E como num conto de fadas, ou como obra do destino, ou justiça dos deuses, ouviu-se um toc-toc na porta da frente. Era a filha da costureira que vinha trazer o dinheiro dos vestidos alinhavados nas madrugadas de trabalhos de Mammãe, ou nos intervalos dos serviços domésticos. Serviço que ela fazia para driblar o tempo, os pensamentos, as mentiras da vida. Mammãe sempre teve mania de ficar olhando o infinito, como se ficasse, concentradíssima, medindo o espaço entre o nada e coisa alguma. Sempre Mammãe foi muito de pensar, sempre, sempre. Que coisa!
A menina trazia o dinheiro salvador. Mammãe mandaria um dos meninos na bodega da esquina e resolveria sua aflição. Mammãe nunca deixou de acreditar em Deus. E mais agradeceu do que pediu. Se aquela menina não tivesse batido na porta e não trouxesse o dinheiro, Mammãe não pediria e Deus. Mas como a menina, como um anjo enviado, bateu à sua porta, ela agradeceu profundamente. Deus existia para Mammãe.
Mammãe não olhou o relógio (nunca existiu), mas o batalhão de filhos famintos chegou pouco depois do meio dia, sentaram-se à mesa, comeram ruidosamente, e houve um que outro que reclamou que alguma coisa estava sem sal, ou sem molhos, ou sem gosto. Óbvio que Mammãe os mandou à merda, e se não o fez foi por cansaço ou pudor no linguajar.
Pouco depois a casa estava deserta. Mammãe com satisfação lavava a louça, feliz.
JARDIM DE INFÂNCIA
Mammãe colocou aquele ridículo chapeuzinho vermelho no filhinho. Era dia de avaliação do aluno, Mammãe estava nervosa, muito mais nervosa com o filhinho. Dia de avaliação era dia de Mammãe escutar “verdades” da professora: “Seu filho não presta atenção em aula, tem problemas de coordenação motora, não aprendeu nem a escrever o nome direito, seus dentinhos estão pretos”, e assim e por aí em diante aquela professora de jardim de infância deixaria magoada por um ou no máximo duas horas Mammãe. E depois disso Mammãe esqueceria, haveria o almoço para se preocupar. Há tempo vinha pensando em inventar pratos exóticos, como chuchu com folha de pinheiro, abacate com avenca, ameixa a dorê com molho de miolo de bode, sal, em um pouco de serragem de Angelim.
Chegaram no Jardim de Infância e deram de cara com a professora. Esta os chamou com um lindo sorriso pedagógico. Um breve cumprimento de oficiosas mãos, e o momento em que a professora pediu que o filhinho se retirasse, afinal a magister tinha coisas reservadas a dizer. O filhinho foi para um canto da sala, pegou lápis de cera e uma folha de papel e começou a desenhar Mammãe, (sem papai! sem papai!), filhinho, uma casinha com cerca de madeira, uma cachorrinha chamada Duquesa que não valia quase nada, e o resto dos irmãos, todos eles dentro da casa, maquinou, escondidos, sem apareceram no desenho.

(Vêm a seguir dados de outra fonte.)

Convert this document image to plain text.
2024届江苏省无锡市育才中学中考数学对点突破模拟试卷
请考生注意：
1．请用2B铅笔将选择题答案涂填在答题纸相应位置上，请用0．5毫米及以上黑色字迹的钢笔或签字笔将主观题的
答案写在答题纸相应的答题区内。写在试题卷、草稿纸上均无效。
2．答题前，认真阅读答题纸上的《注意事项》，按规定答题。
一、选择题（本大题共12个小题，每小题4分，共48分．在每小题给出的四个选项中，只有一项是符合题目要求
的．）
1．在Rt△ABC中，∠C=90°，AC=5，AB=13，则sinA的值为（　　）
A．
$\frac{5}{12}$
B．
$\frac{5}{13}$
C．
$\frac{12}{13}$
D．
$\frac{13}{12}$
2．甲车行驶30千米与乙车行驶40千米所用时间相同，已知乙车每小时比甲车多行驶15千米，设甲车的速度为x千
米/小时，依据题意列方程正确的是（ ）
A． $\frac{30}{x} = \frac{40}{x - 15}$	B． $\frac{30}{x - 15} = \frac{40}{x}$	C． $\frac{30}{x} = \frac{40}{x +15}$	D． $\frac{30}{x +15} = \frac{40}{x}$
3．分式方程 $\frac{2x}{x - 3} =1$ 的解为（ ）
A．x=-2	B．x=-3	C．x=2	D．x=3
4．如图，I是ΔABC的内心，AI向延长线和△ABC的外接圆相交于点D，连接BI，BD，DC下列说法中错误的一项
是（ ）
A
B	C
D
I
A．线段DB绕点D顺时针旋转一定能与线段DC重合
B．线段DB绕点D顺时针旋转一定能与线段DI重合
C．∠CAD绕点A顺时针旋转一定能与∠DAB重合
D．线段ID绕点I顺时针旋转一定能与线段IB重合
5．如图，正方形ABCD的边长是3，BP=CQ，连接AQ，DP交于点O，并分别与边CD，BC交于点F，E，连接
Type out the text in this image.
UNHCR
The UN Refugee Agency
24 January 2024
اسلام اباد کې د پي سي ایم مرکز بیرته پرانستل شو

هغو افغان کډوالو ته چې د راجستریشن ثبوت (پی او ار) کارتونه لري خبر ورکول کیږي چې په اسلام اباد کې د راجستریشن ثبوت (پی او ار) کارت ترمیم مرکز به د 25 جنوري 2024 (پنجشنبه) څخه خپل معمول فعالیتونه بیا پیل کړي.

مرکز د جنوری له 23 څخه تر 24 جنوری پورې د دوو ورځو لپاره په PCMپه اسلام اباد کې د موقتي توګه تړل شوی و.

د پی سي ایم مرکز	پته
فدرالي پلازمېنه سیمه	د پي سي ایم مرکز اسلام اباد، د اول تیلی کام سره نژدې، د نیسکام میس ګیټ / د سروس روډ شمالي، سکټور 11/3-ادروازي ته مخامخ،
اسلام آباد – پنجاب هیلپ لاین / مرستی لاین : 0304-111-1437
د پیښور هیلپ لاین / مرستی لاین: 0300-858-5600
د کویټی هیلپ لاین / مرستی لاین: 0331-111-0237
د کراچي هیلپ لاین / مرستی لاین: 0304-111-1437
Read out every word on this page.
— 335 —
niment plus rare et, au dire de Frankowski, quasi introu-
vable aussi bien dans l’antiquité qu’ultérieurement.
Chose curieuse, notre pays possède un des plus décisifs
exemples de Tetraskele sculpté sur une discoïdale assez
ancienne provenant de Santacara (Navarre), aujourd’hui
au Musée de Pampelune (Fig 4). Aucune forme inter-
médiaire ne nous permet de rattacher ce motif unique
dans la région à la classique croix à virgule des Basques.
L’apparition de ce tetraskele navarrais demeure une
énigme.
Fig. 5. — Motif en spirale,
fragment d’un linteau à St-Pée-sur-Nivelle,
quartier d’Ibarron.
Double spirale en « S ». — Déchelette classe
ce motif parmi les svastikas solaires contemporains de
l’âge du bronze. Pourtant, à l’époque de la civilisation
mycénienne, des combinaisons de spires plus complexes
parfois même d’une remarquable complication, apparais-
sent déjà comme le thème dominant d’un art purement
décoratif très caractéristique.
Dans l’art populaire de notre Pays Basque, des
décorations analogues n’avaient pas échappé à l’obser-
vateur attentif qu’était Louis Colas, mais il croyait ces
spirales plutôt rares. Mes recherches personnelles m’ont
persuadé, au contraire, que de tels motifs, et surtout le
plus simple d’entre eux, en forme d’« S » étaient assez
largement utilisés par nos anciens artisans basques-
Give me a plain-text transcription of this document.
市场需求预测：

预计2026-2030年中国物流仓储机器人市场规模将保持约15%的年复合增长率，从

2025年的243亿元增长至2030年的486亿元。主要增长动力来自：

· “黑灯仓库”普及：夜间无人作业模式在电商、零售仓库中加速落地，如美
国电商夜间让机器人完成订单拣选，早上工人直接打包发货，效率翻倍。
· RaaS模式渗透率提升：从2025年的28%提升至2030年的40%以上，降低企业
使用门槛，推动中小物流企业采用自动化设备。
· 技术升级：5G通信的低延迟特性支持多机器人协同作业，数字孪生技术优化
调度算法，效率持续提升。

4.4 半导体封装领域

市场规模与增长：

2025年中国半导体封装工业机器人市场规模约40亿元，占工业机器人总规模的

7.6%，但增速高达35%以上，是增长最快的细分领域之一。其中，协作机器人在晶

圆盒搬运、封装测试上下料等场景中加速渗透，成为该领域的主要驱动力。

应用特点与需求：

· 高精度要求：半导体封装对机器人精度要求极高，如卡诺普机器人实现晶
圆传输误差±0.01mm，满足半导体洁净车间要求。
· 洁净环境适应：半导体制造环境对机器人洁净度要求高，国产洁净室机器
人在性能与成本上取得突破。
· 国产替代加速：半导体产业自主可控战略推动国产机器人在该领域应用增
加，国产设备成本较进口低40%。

Era chato ter que dividir tão pouco.
Enquanto a mãozinha fazia a sua arte, as orelhas do filhinho tentavam escutar a boca da professora, as orelhas da Mammãe. O que havia de tão secreto naquela conversa?
E por ali não se passou mais que dez ou quinze minutos. Filhinho estava avaliado, o desenho quase acabado, faltava apenas a assinatura, mas filhinho mal sabia escrever o nome, melhor era deixar no anonimato. Mammãe o pegou pelo braço, e isso era reconfortante e quase emocionante, e foram para casa. Tirar aquele chapéu seria uma glória.
- Mãe, o que a professora disse? ...Diz, mãe ? Saiba que é mentira, seja lá o que ela disse.
- Fica quieto. Ela não disse nada. Eu já te matriculei para o próximo ano.
- Quer dizer que eu não vou para a primeira série?
- Não. Primeiro tem que aprender a escrever o nome.
Chegaram em casa. Mammãe pensava seriamente no chuchu com pinheiro, mas era só um tolo pensamento. Havia ainda bastante arroz, feijão. Tudo se ajeitava. Um dia filhinho se ajeitava. Por fim, Mammãe disse: senta na soleira, vou cortar duas laranjas do céu para ti.